What does self knowledge, given it is real, do to a self, given it is willing to receive it, which is to say listen. On the face of it, the knowledge does not appear harmful, but if it is self which utilises it, then there is the question of why it does that, or does such knowledge act on the self and its conditioning to help heal it? Alternatively is the whole thing about self knowledge just another scam?
How would one do this? The immediate problem being that when fear (or anger etc) is present, there is only that - If there is awareness, there is no fear. And if I decide to observe fear - I am observing something that’s not there - something dead that I have conjured up from memory. And if I am observing some delusion of mine (my idea of fear), there is the problem of subjective interpretation of this delusion - ie fear is like this or that. What has been gained? - Apart from further conditioning.
Is the deluded individual capable of constructing such a plateform? And what is he going to look deeper into? Is there anything to look into that has any substance, any depth? And who creates the delusion that is looked into - and the entity that is looking?
The idea of a concept or image that can be held is obviously a scam. Self knowledge is realising what the self is - and a common mistake for those that have moments of insight is to hold on to their insight - thus transforming the insight into confusion.
Take the teachings of someone who has apparently had some kind of awakening (Buddha, Dogen, add name here etc) : all seem pretty useless when put into words.
The problem is simply dependance on self (thought, conditioning, interpretation) - as in belief that my personal perception of what is reality is actually correct.
The problem is not the content of self (ie. what I believe/know as a muslim, christian, socialist, etc) but the illusion that the illusion is a true description of reality.

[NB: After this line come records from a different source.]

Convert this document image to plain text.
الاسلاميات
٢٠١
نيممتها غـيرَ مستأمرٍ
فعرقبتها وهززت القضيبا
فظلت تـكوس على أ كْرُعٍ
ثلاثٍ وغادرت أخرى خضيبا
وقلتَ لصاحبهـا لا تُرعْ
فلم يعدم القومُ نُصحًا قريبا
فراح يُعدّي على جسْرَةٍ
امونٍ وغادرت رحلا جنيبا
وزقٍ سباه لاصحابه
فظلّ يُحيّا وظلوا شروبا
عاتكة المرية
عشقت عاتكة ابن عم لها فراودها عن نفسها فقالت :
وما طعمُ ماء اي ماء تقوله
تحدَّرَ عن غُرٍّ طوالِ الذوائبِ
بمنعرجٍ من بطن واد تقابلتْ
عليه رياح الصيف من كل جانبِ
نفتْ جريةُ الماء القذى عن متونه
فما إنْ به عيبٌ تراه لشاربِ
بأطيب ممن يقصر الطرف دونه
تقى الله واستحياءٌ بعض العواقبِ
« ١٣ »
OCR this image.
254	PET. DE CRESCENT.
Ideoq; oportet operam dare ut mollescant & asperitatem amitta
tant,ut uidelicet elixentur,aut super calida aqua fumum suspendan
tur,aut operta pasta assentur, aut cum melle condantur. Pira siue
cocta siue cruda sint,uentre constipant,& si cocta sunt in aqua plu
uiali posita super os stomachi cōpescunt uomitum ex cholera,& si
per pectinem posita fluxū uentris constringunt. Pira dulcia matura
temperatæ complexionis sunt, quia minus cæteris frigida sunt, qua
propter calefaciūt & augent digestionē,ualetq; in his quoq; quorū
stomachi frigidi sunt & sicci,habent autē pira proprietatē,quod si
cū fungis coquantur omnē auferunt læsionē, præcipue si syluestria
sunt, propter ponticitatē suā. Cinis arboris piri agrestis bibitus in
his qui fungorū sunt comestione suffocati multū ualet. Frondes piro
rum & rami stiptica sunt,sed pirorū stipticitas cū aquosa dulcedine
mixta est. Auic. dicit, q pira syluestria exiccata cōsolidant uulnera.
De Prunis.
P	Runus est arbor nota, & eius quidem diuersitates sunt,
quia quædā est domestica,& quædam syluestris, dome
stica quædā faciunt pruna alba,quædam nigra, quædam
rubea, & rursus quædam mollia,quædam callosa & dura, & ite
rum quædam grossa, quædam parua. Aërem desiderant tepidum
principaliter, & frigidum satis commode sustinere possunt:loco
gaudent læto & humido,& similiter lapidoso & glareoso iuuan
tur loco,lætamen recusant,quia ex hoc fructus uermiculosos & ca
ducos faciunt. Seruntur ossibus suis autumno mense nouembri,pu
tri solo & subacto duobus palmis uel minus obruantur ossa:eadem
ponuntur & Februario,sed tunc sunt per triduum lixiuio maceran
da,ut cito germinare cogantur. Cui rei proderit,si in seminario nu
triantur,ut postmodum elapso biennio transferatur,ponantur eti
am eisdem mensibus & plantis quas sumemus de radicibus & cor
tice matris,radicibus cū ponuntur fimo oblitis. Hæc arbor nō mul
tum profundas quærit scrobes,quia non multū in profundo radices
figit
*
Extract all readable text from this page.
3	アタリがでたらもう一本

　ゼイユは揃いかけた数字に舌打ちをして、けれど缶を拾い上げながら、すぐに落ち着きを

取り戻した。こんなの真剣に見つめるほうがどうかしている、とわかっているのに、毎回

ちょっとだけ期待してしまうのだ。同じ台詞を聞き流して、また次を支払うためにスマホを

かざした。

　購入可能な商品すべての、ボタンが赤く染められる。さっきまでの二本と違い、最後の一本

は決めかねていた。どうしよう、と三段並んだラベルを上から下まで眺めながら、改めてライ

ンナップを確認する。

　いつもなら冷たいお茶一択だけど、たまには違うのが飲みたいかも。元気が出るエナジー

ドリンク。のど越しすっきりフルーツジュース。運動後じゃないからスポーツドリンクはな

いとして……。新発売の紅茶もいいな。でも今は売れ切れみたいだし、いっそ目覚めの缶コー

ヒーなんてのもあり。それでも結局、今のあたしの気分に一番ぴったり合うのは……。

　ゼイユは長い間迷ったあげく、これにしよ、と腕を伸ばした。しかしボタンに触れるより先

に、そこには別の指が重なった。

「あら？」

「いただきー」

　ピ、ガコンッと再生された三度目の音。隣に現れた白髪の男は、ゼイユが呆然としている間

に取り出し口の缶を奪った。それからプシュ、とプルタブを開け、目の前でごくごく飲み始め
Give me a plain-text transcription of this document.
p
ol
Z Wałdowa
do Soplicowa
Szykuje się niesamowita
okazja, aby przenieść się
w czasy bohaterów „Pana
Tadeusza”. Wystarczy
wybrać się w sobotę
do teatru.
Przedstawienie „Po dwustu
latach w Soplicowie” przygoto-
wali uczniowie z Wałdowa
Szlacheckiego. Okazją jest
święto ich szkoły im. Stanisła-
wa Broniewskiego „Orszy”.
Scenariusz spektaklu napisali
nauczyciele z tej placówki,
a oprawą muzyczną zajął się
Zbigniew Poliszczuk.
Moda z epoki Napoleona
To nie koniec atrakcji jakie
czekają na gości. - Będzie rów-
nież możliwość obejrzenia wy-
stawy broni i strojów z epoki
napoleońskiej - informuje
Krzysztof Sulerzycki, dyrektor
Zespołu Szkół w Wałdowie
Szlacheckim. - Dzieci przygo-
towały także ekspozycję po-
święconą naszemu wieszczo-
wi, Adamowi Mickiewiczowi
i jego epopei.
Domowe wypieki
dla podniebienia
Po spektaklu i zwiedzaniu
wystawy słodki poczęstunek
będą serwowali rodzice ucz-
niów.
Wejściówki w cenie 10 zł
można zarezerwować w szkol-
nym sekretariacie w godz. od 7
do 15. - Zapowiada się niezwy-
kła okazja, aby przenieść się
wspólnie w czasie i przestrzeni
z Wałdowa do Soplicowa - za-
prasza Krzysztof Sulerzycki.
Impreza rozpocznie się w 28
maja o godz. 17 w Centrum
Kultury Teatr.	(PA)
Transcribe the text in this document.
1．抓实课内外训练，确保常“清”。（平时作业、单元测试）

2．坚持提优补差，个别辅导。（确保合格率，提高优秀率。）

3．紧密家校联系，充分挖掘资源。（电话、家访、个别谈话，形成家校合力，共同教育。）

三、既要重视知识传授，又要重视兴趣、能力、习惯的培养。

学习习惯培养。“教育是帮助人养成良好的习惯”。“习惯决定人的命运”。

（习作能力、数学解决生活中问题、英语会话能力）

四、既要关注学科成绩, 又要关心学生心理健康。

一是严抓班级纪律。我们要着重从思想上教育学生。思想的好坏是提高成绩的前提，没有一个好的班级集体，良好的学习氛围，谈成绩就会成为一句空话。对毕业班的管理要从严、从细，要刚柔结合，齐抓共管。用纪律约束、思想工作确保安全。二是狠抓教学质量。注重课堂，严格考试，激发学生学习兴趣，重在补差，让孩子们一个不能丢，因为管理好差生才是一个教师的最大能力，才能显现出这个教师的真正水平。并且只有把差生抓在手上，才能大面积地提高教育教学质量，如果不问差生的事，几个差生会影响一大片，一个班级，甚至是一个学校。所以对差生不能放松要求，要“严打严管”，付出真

The solution is to see what we are. Not by amassing data. But by seeing immediately that subjective interpretation is all that is possible by the organic machine/evolved animal that we are.
And thus meditation becomes the letting go of fear (which is interpretation) moment to moment - and not an effort of observation.
nb. interpretation being a mechanism to ensure security and progress - knowledge being power.
observation usually implies an observer observing, and stuff that is observed - all of which is the movement of the self.
I’ll just address this one point to begin with, and possibly by extension, the others you have made.
Any memory of fear, which is now the label, has had a ground zero so to speak, so prior to its formation as a memory which then begets thought and reaction and then further image, there was recording, and the recording followed sensation. So then there is the question of what that thing now called fear is, prior to its formation as memory, and as word.
Psychological time as the past is forming the present, so that ground zero is right here right now where I am sitting. So it is not a looking back, it is a looking this very moment. Looking at it, it is energy, as sensation. Sensation is all the time, just as matter is, which is labelled reality, or the world. The world, as matter, as sensation is right here, right now, as it is each moment. The question arises, is the thing partially captured as memory and labelled fear, in sensation itself, or is it that all sensation is in it, so it is all around each moment. That is to say, what is called fear, and what is called matter are one and the same. So I may not be able to step out of it, or shake it off, but I can see what it is, before the formation of a memory, which is just a little bit of it, thinking itself separate from it all.
Cannot the brain see sensation, and recording, and formation of memory, given that is all so, if it will allow itself to get in really close? And what stops it doing that, if not the sensation of very, strong, fear, which is not in any past, but which is right now? Is that not the potential and the threat, that all fear is in fact now? that the very room, the very surroundings I am in, the very experiencing I am, is it. And does this not relate to the fact of reality having death in it, which is each moment, and what the significance of the biological organism dying is, and what relationship anything real is to true. To be continued…or should that be terminated
This is really all about the veracity of anything I am seeing, or believe I am seeing, and whether it is possible to establish anything under these circumstances, since even the most notable element in reality, the event horizon known as death, when distorted by fear, cannot be accurately seen. This is why fear is in many respects the key, and being able to look at fear enables the brain to consider things about its reality that otherwise cannot be seen, because of their propensity to trigger fear, once a serious question about them is raised.
Fear, as in that part of energy hived off and named fear, and which is a partial thing, may go on to function as an interpreter of things, but is it solely that, or is its nature deeper than that?